Ratti con le braghe

TopoGigio142

 

Come ogni anno in autunno, sono stati annunciati gli IgNobel, i premi alle ricerche più improbabili, quelle che “prima fanno ridere e poi fanno pensare”. Il riconoscimento per la chimica è stato assegnato alla Volkswagen per “aver risolto il problema delle emissioni riducendone la produzione, automaticamente ed elettromeccanicamente, ogni volta che le automobili vengono sottoposte a un test”.

L’IgNobel per la biologia è andato invece a un ricercatore britannico, per aver vissuto per alcuni giorni come una capra, con tanto di protesi che gli permettevano di correre come le sue compagne, e a un suo connazionale che ha vissuto allo stato brado immedesimandosi in un tasso, una lontra, un cervo, una volpe e un uccello.

Il premio per l’economia è stato assegnato alla ricerca angloneozelandese sulla personalità dei sassi dal punto di vista del mercato e quello per la psicologia all’indagine sulla frequenza con cui i bugiardi mentono: sono stati intervistati mille bugiardi.

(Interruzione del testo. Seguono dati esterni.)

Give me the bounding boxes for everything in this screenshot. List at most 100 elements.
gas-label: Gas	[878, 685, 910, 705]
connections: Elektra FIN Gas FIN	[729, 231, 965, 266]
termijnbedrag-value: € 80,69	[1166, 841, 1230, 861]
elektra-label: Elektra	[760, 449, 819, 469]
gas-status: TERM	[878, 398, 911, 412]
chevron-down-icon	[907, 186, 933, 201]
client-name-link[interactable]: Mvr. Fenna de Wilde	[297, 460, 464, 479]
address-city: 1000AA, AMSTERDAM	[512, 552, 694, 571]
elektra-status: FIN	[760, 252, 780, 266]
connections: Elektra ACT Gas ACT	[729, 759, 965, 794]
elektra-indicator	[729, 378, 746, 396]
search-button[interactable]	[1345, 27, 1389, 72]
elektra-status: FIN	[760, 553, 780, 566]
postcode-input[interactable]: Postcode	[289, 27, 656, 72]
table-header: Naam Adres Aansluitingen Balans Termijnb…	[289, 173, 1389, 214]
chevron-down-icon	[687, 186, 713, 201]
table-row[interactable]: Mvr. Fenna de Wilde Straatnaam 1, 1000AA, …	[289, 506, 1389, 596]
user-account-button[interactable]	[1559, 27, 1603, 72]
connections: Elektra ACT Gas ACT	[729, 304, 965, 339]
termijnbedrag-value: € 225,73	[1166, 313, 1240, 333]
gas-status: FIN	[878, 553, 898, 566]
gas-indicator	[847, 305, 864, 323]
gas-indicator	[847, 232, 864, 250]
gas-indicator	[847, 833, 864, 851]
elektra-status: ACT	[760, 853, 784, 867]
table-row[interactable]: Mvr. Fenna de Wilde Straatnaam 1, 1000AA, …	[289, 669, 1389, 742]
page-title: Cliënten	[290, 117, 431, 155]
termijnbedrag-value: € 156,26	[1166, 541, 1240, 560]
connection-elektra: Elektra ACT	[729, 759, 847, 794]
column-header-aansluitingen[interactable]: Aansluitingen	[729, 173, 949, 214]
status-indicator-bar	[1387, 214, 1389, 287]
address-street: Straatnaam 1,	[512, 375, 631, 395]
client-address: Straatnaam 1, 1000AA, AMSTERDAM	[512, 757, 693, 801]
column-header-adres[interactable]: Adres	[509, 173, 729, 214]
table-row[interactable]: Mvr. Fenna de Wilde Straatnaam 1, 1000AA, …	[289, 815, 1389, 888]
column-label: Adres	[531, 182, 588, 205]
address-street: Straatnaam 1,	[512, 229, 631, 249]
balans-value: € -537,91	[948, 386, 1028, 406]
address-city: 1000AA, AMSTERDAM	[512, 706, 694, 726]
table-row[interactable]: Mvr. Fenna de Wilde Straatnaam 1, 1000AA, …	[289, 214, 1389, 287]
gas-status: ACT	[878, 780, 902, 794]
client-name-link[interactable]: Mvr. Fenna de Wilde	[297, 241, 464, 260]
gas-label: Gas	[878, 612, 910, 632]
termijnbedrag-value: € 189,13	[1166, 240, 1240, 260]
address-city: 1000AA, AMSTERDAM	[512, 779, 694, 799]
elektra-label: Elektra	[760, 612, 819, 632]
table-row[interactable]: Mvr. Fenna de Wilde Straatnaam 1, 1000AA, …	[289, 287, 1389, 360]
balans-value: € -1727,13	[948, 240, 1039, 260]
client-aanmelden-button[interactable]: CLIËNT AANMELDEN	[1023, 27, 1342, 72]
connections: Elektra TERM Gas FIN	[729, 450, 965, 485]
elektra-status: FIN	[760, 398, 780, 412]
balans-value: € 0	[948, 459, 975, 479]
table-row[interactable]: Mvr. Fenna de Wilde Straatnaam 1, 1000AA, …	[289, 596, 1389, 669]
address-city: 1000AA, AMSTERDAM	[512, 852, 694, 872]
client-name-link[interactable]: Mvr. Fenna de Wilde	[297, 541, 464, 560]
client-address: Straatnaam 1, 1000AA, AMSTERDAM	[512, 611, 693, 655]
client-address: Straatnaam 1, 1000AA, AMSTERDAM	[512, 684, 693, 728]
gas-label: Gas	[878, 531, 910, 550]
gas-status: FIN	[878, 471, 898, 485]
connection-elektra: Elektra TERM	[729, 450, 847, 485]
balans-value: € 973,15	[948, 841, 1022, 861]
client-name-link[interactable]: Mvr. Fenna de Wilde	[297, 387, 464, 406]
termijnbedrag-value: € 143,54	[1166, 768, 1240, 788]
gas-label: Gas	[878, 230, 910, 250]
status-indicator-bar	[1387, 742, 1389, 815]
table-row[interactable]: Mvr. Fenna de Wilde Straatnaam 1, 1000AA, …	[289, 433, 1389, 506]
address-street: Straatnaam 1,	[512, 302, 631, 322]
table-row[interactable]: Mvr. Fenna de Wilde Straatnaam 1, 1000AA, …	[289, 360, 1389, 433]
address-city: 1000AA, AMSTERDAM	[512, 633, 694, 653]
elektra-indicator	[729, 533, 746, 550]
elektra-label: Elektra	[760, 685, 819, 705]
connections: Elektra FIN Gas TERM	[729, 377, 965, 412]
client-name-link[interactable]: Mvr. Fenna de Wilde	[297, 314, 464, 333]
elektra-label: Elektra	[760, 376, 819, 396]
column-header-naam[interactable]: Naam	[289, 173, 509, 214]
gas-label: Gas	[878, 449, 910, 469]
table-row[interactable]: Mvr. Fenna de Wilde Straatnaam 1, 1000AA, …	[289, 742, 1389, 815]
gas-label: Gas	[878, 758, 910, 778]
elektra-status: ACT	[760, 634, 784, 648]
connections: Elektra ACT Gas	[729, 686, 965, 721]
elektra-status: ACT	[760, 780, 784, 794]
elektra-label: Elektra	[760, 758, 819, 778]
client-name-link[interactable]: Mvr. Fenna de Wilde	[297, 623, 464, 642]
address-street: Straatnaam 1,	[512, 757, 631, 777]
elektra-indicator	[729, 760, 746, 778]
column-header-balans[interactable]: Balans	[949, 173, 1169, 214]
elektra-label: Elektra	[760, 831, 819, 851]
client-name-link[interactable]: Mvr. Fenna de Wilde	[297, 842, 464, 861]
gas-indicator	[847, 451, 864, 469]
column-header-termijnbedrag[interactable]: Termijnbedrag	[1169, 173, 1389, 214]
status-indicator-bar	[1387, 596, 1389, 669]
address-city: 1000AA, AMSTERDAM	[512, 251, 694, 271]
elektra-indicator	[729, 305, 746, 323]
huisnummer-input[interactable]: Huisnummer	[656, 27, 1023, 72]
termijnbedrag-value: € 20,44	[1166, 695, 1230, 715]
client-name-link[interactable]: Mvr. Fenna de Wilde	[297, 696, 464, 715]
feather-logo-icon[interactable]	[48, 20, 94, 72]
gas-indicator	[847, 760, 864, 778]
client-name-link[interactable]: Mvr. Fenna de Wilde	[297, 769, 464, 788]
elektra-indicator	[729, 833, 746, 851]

Il titolo di ricerca più improbabile su riproduzione e fertilità spetta, invece, all’egiziano Ahmed Shaik che ha verificato sui ratti se il tessuto dei pantaloni – poliestere, misto cotone, puro cotone o lana – influisce sulla vita sessuale di chi li indossa.

La scoperta che il prurito su un lato del corpo si può alleviare guardandosi allo specchio e grattandosi dalla parte opposta ha ottenuto l’IgNobel per la medicina.

I premi sono stati consegnati alla consueta cerimonia che si tiene all’Università di Harvard.